Mazda will use Tesla’s North American Charging Standard (NACS) connector for future EVs, but is still investing in development of a new generation of its signature rotary engines.
The automaker announced Tuesday that it would adopt the NACS connector for EVs launched in North America from 2025 onward, and will give customers access to the Tesla Supercharger network. Mazda’s North American EV plans are vague, but a 2023 report indicated the automaker was preparing two EVs for North America, and may build future EVs in Mexico.
Just a few days earlier, Mazda president Katsuhiro Mogo announced at the 2024 Tokyo Auto Salon that the automaker would restart rotary engine development, launching a new development group Feb. 1, Japanese publication Automotive Media Response reported.
Sports cars like the RX-7 have made the name Mazda synonymous with Wankel rotary engines, which use a triangular spinning rotor instead of pistons to harness the energy of combustion.
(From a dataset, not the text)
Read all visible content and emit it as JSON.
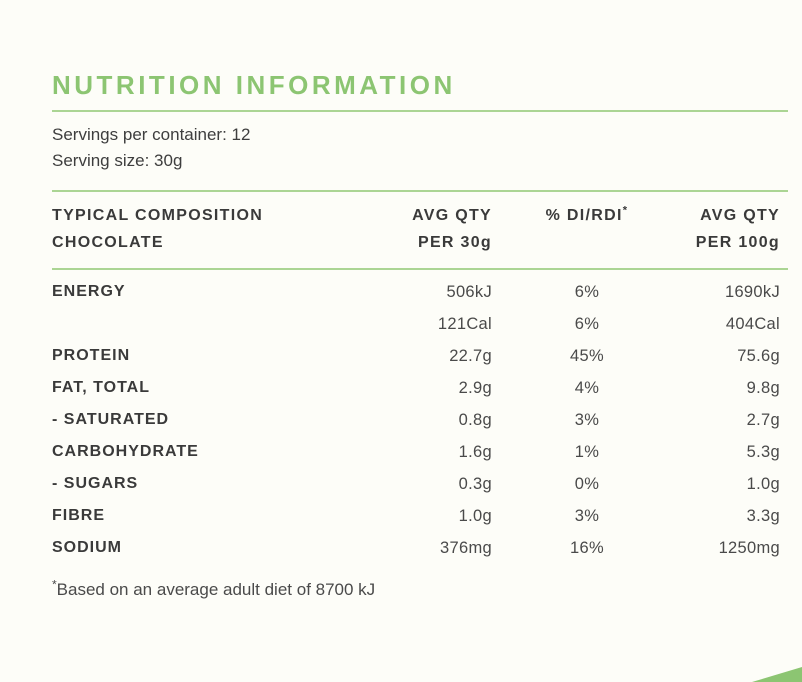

However, Mazda ended production of conventional rotary engines in 2012.
Since then, the only rotary engine launched by Mazda has been a single-rotor range extender in a version of the MX-30 crossover—which has now been cut from the U.S. lineup.
Other rotary-engine development had ended in 2018, according to the report, which indicated that positive response to the Mazda Iconic SP rotary-engined hybrid sports car concept unveiled last October may have been a factor in the decision to create a new rotary-engine development group.
Mazda Iconic SP concept
The dual announcements of NACS adoption and rotary-engine development are typical of the mixed signals coming out of Mazda for the past few years. In 2022, the automaker said it was targeting 40% EV sales by 2030, on a global scale. But last year Mazda’s U.S. boss said longer-range EVs aren’t the future.
So perhaps Mazda’s future plans include shorter-range EVs sold alongside internal-combustion cars—with perhaps some of those rotary-powered.